From the July/August 2022 issue of Apollo. Preview and subscribe here.
Imagine you are walking through a pristine museum displaying the greatest artists of the 20th century – Picasso, Dalí, Miró, Warhol, Freud, Bacon – leading up to the most notable contemporary names, such as Richter and Kentridge. Then imagine being rewarded for that experience with a taste of a perfectly constructed claret to finish.
This fantasy is made real at Château Mouton Rothschild in the Médoc, where wine and art have been fermenting together for almost 100 years. In 1924, the graphic designer Jean Carlu was commissioned by Baron Philippe de Rothschild to create the label for that vintage to mark the Mise en bouteille au Château – a description for his new method of bottling, labelling and storing wine in cellars on the estate. This had never occurred in the history of winemaking. Until that point, barrels were sent to merchants for bottling – this allowed the Rothschilds to control fully the quality of the wine from vine to bottle. Every step of production could take place on the Château’s 84 hectares, ensuring the terroir infused each technical step of the family’s winemaking.
Discerning drinkers understandably celebrate the prestige and sense of occasion that accompanies tasting Bordeaux First Growth wine. Taken as a whole, the Mouton Rothschild project is as complex as the blend of one of its grand crus. The Rothschilds were innovators in creating this particular art collection in response to this particular wine. They developed the business of Bordeaux winemaking both through their eccentricity and by pursuing their vision in this strict appellation. ‘The wine came first – it was a way of doing things differently from how things had been done before,’ says Julien de Beaumarchais de Rothschild, who owns the estate along with his siblings. This independent spirit was eventually rewarded when the winery was upgraded to the highest distinction of ‘Premier Cru’ in 1973. ‘Then art came,’ he says, ‘to accompany us and to be our partner in this adventure.’

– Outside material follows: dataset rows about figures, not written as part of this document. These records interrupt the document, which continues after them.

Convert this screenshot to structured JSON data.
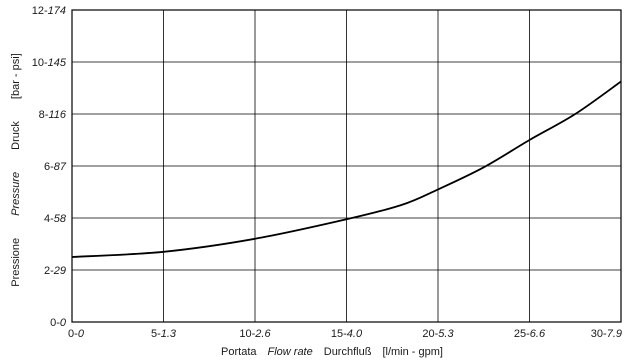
{
  "chart_data": {
    "type": "line",
    "title": "",
    "x_ticks": [
      {
        "main": "0-",
        "alt": "0"
      },
      {
        "main": "5-",
        "alt": "1.3"
      },
      {
        "main": "10-",
        "alt": "2.6"
      },
      {
        "main": "15-",
        "alt": "4.0"
      },
      {
        "main": "20-",
        "alt": "5.3"
      },
      {
        "main": "25-",
        "alt": "6.6"
      },
      {
        "main": "30-",
        "alt": "7.9"
      }
    ],
    "y_ticks": [
      {
        "main": "0-",
        "alt": "0"
      },
      {
        "main": "2-",
        "alt": "29"
      },
      {
        "main": "4-",
        "alt": "58"
      },
      {
        "main": "6-",
        "alt": "87"
      },
      {
        "main": "8-",
        "alt": "116"
      },
      {
        "main": "10-",
        "alt": "145"
      },
      {
        "main": "12-",
        "alt": "174"
      }
    ],
    "xlabel": {
      "parts": [
        {
          "text": "Portata",
          "italic": false
        },
        {
          "text": "Flow rate",
          "italic": true
        },
        {
          "text": "Durchfluß",
          "italic": false
        },
        {
          "text": "[l/min - gpm]",
          "italic": false
        }
      ]
    },
    "ylabel": {
      "parts": [
        {
          "text": "Pressione",
          "italic": false
        },
        {
          "text": "Pressure",
          "italic": true
        },
        {
          "text": "Druck",
          "italic": false
        },
        {
          "text": "[bar - psi]",
          "italic": false
        }
      ]
    },
    "xlim": [
      0,
      30
    ],
    "ylim": [
      0,
      12
    ],
    "grid": true,
    "series": [
      {
        "color": "#000000",
        "x": [
          0,
          5,
          10,
          15,
          18,
          20,
          22.5,
          25,
          27.5,
          30
        ],
        "y": [
          2.5,
          2.7,
          3.2,
          3.95,
          4.5,
          5.1,
          5.95,
          7.0,
          8.0,
          9.25
        ]
      }
    ]
  }
}
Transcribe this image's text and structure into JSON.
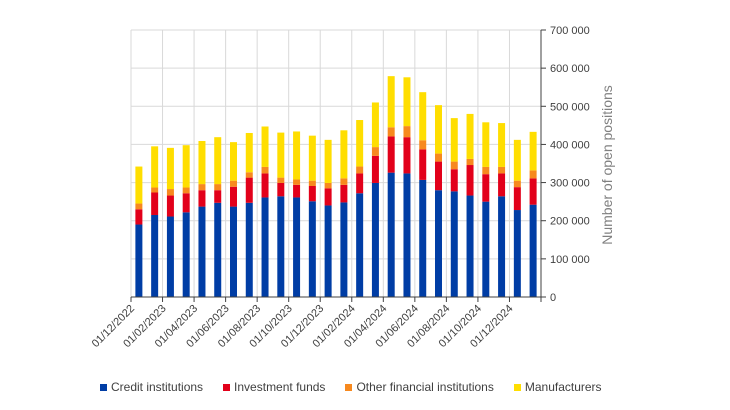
{
  "chart_data": {
    "type": "bar",
    "stacked": true,
    "title": "",
    "xlabel": "",
    "ylabel": "Number of open positions",
    "ylim": [
      0,
      700000
    ],
    "yticks": [
      0,
      100000,
      200000,
      300000,
      400000,
      500000,
      600000,
      700000
    ],
    "ytick_labels": [
      "0",
      "100 000",
      "200 000",
      "300 000",
      "400 000",
      "500 000",
      "600 000",
      "700 000"
    ],
    "y_axis_side": "right",
    "grid": true,
    "legend_position": "bottom",
    "categories": [
      "12/2022",
      "01/2023",
      "02/2023",
      "03/2023",
      "04/2023",
      "05/2023",
      "06/2023",
      "07/2023",
      "08/2023",
      "09/2023",
      "10/2023",
      "11/2023",
      "12/2023",
      "01/2024",
      "02/2024",
      "03/2024",
      "04/2024",
      "05/2024",
      "06/2024",
      "07/2024",
      "08/2024",
      "09/2024",
      "10/2024",
      "11/2024",
      "12/2024",
      "01/2025"
    ],
    "xtick_labels": [
      "01/12/2022",
      "01/02/2023",
      "01/04/2023",
      "01/06/2023",
      "01/08/2023",
      "01/10/2023",
      "01/12/2023",
      "01/02/2024",
      "01/04/2024",
      "01/06/2024",
      "01/08/2024",
      "01/10/2024",
      "01/12/2024"
    ],
    "series": [
      {
        "name": "Credit institutions",
        "color": "#003DA5",
        "values": [
          190000,
          215000,
          211000,
          222000,
          237000,
          247000,
          237000,
          247000,
          261000,
          264000,
          261000,
          251000,
          240000,
          248000,
          272000,
          299000,
          326000,
          324000,
          307000,
          280000,
          277000,
          266000,
          250000,
          264000,
          228000,
          242000
        ]
      },
      {
        "name": "Investment funds",
        "color": "#E2001A",
        "values": [
          40000,
          59000,
          55000,
          50000,
          43000,
          33000,
          52000,
          66000,
          63000,
          35000,
          33000,
          40000,
          45000,
          46000,
          52000,
          71000,
          95000,
          95000,
          80000,
          75000,
          58000,
          80000,
          72000,
          60000,
          60000,
          69000
        ]
      },
      {
        "name": "Other financial institutions",
        "color": "#F7891E",
        "values": [
          15000,
          13000,
          17000,
          15000,
          16000,
          16000,
          16000,
          14000,
          17000,
          14000,
          14000,
          14000,
          14000,
          17000,
          18000,
          23000,
          24000,
          29000,
          24000,
          21000,
          20000,
          16000,
          19000,
          17000,
          17000,
          21000
        ]
      },
      {
        "name": "Manufacturers",
        "color": "#FFDE00",
        "values": [
          97000,
          108000,
          108000,
          111000,
          113000,
          123000,
          101000,
          103000,
          106000,
          118000,
          126000,
          118000,
          113000,
          126000,
          122000,
          117000,
          134000,
          128000,
          126000,
          127000,
          114000,
          118000,
          117000,
          115000,
          107000,
          101000
        ]
      }
    ]
  }
}
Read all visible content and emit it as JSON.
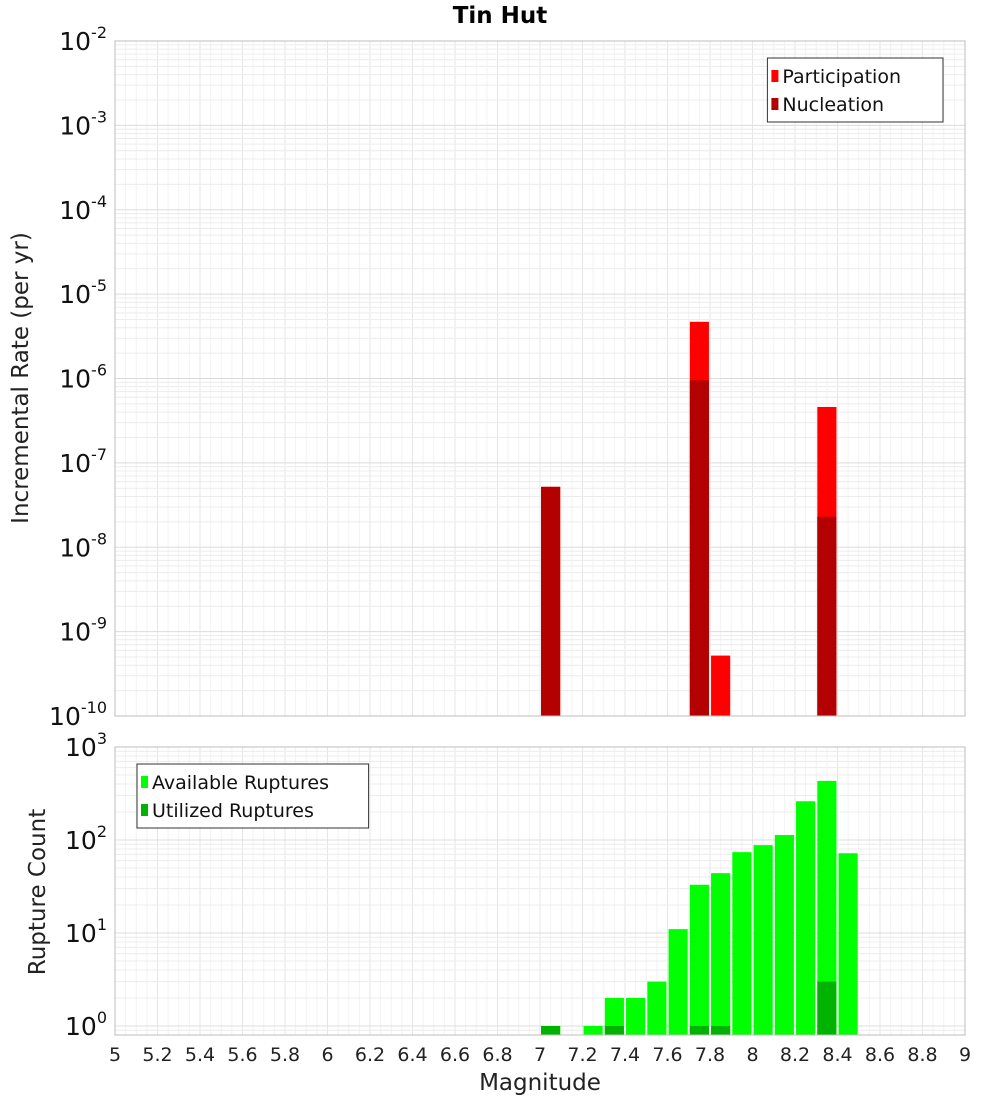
{
  "chart_data": [
    {
      "type": "bar",
      "title": "Tin Hut",
      "xlabel": "",
      "ylabel": "Incremental Rate (per yr)",
      "y_scale": "log",
      "xlim": [
        5,
        9
      ],
      "ylim": [
        1e-10,
        0.01
      ],
      "y_tick_exponents": [
        -10,
        -9,
        -8,
        -7,
        -6,
        -5,
        -4,
        -3,
        -2
      ],
      "grid": true,
      "legend_position": "top-right",
      "bar_width": 0.09,
      "series": [
        {
          "name": "Participation",
          "color": "#ff0000",
          "points": [
            {
              "x": 7.05,
              "y": 5.2e-08
            },
            {
              "x": 7.75,
              "y": 4.7e-06
            },
            {
              "x": 7.85,
              "y": 5.2e-10
            },
            {
              "x": 8.35,
              "y": 4.6e-07
            }
          ]
        },
        {
          "name": "Nucleation",
          "color": "#b30000",
          "points": [
            {
              "x": 7.05,
              "y": 5.2e-08
            },
            {
              "x": 7.75,
              "y": 9.5e-07
            },
            {
              "x": 8.35,
              "y": 2.3e-08
            }
          ]
        }
      ]
    },
    {
      "type": "bar",
      "title": "",
      "xlabel": "Magnitude",
      "ylabel": "Rupture Count",
      "y_scale": "log",
      "xlim": [
        5,
        9
      ],
      "ylim": [
        0.8,
        1000
      ],
      "y_tick_exponents": [
        0,
        1,
        2,
        3
      ],
      "x_ticks": [
        "5",
        "5.2",
        "5.4",
        "5.6",
        "5.8",
        "6",
        "6.2",
        "6.4",
        "6.6",
        "6.8",
        "7",
        "7.2",
        "7.4",
        "7.6",
        "7.8",
        "8",
        "8.2",
        "8.4",
        "8.6",
        "8.8",
        "9"
      ],
      "grid": true,
      "legend_position": "top-left",
      "bar_width": 0.09,
      "series": [
        {
          "name": "Available Ruptures",
          "color": "#00ff00",
          "points": [
            {
              "x": 7.05,
              "y": 1
            },
            {
              "x": 7.25,
              "y": 1
            },
            {
              "x": 7.35,
              "y": 2
            },
            {
              "x": 7.45,
              "y": 2
            },
            {
              "x": 7.55,
              "y": 3
            },
            {
              "x": 7.65,
              "y": 11
            },
            {
              "x": 7.75,
              "y": 33
            },
            {
              "x": 7.85,
              "y": 44
            },
            {
              "x": 7.95,
              "y": 74
            },
            {
              "x": 8.05,
              "y": 88
            },
            {
              "x": 8.15,
              "y": 113
            },
            {
              "x": 8.25,
              "y": 261
            },
            {
              "x": 8.35,
              "y": 432
            },
            {
              "x": 8.45,
              "y": 72
            }
          ]
        },
        {
          "name": "Utilized Ruptures",
          "color": "#00b300",
          "points": [
            {
              "x": 7.05,
              "y": 1
            },
            {
              "x": 7.35,
              "y": 1
            },
            {
              "x": 7.75,
              "y": 1
            },
            {
              "x": 7.85,
              "y": 1
            },
            {
              "x": 8.35,
              "y": 3
            }
          ]
        }
      ]
    }
  ]
}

The partnership took time to develop: Carlu’s label was not met with enthusiasm by the Bordeaux wine trade and during the Second World War the Rothschilds had other concerns. So the commissions were paused until 1945, when the young artist Philippe Jullian reignited the tradition, celebrating the end of the war with a label bearing ‘V’ for victory.

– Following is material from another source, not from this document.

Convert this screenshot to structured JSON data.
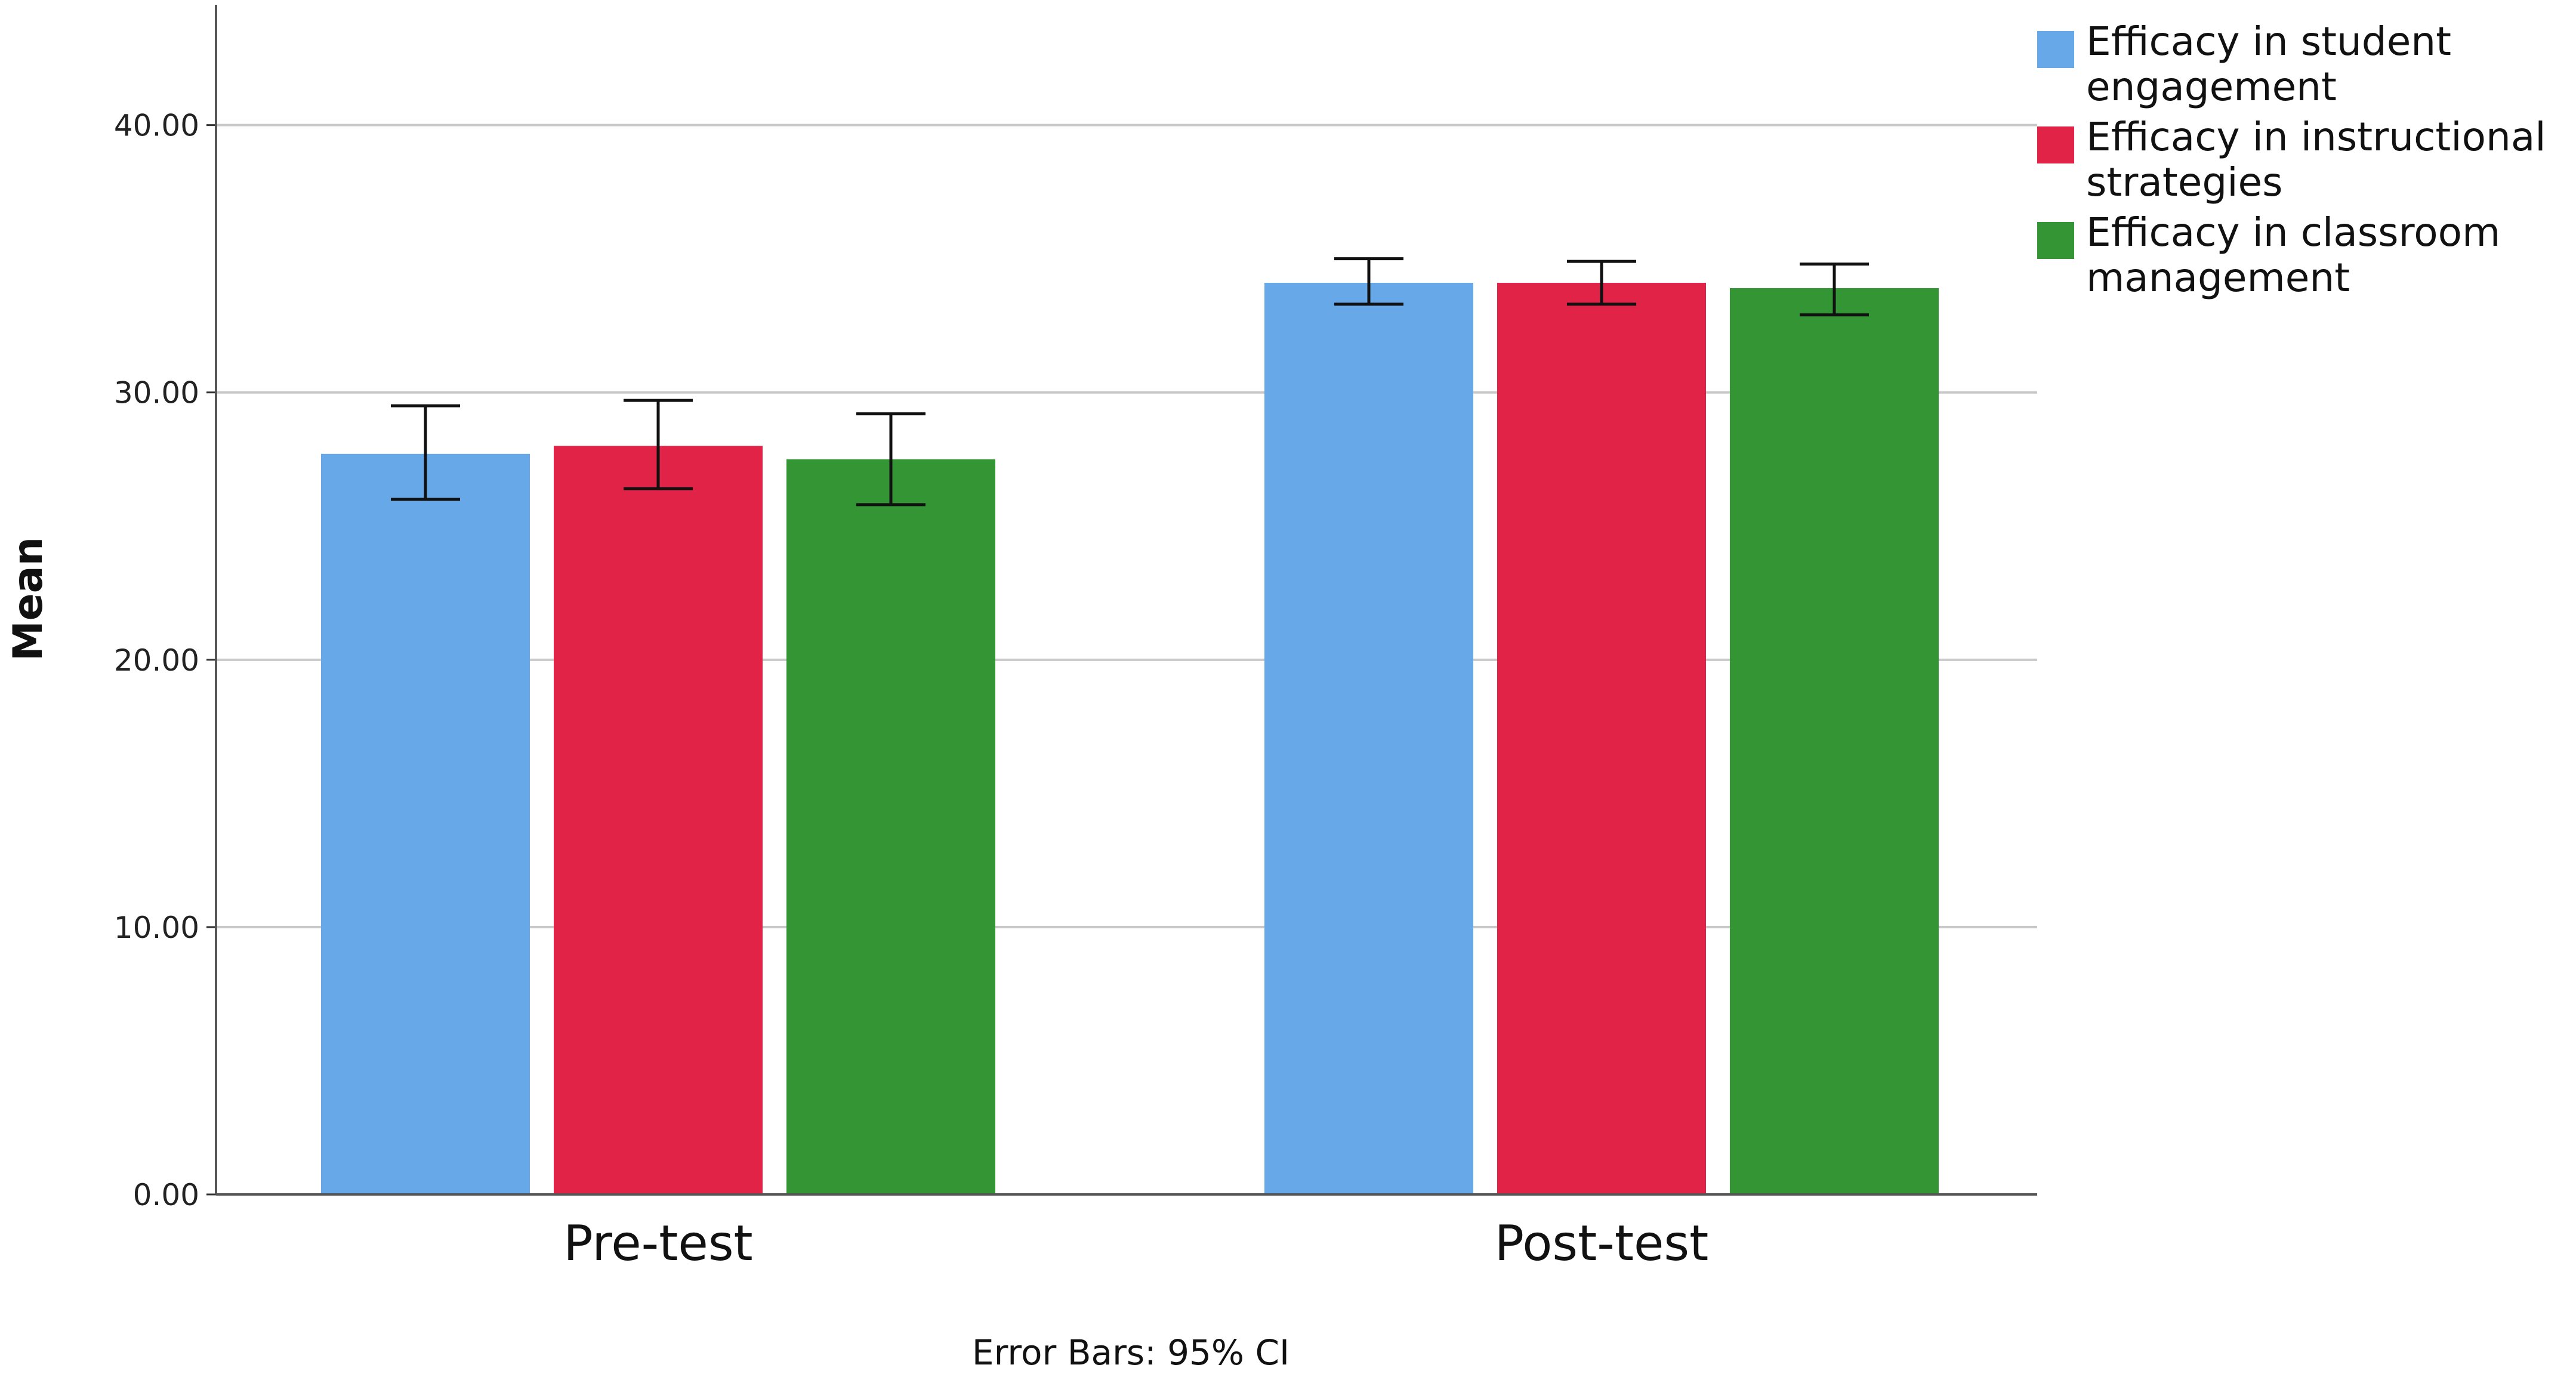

For the next decade, the label designs continued, created by a coterie of artists in the theatre world, including Jean Cocteau, Léonor Fini and Jean Hugo. In 1955 Georges Braque asked to design the label for a bottle and it became ‘a gamechanger’ according to Rothschild. After that, the artists kept coming, each label a testament to the spirit of friendship between artist and family with its own backstory, anecdotes and archival material.
The stories surrounding the labels abound: Max Ernst was originally commissioned to produce one for 1965, which the family rejected, and instead handed the project to his wife Dorothea Tanning. The Rothschilds pursued Balthus for years before he accepted the commission. They even asked his wife, Setsuko Klowssowska de Rola, to design the label for the 1991 vintage as part of a campaign to win him over. He finally accepted in 1993. His label featured a typical nude drawing that was banned in America. In its place, the US governement issued a blank label for all bottles sold, suggesting de gustibus est disputandum for that market.
All these stories are now told at the private Paintings for the Labels Museum, originally built by Philippine de Rothschild in 2013 as a permanent home for the original label artworks, which have been on an international tour for more than 60 years. The space has been reimagined under the artistic direction of Julien, with display cases designed by Francis Lacloche housing sketches, handwritten notes, archival photographs and the original artworks for all 74 vintages.
Olafur Eliasson, the latest artist of the 2019 vintage, accepted the commission because he was ‘fascinated by the Rothschild family’s long history of working with artists’ and wanted to be part of that tradition. He sees himself ‘as part of a river. The many artists here are inspiring, as together they have shaped the river that I am now part of.’ For his work, the Solar Iris of Mouton, the artist documented the journey of the sun around the vines and how this affects winemaking and taste. The image combines gold and midnight blue, for day and night, surrounding a cut-out (the first on a label), representing the Château, and a procession of ellipses in varying arcs to depict the path of the sun around the estate.
Winemaking is mythmaking at Mouton Rothschild, and the artists’ involvement augments this. Eliasson says he was also intrigued by the ‘mythical dimension’ of wine and ‘was curious to understand not so much how it is made as why it is considered one of the best’. The perfect vintage comes from a combination of the natural factors of the vineyard and the manual skills that go into blending and producing it; a quality vintage can never be repeated. In the same way, this art collection cannot be replicated. It is always the result of a response to a particular time and terroir. As Julien says: ‘If someone tried to repeat what has been done at Mouton since 1945, it would not be possible. You would not have the exact vintages or the exact artists responding the way they did. What has been made is absolutely unique for each vintage and the particular time and place.’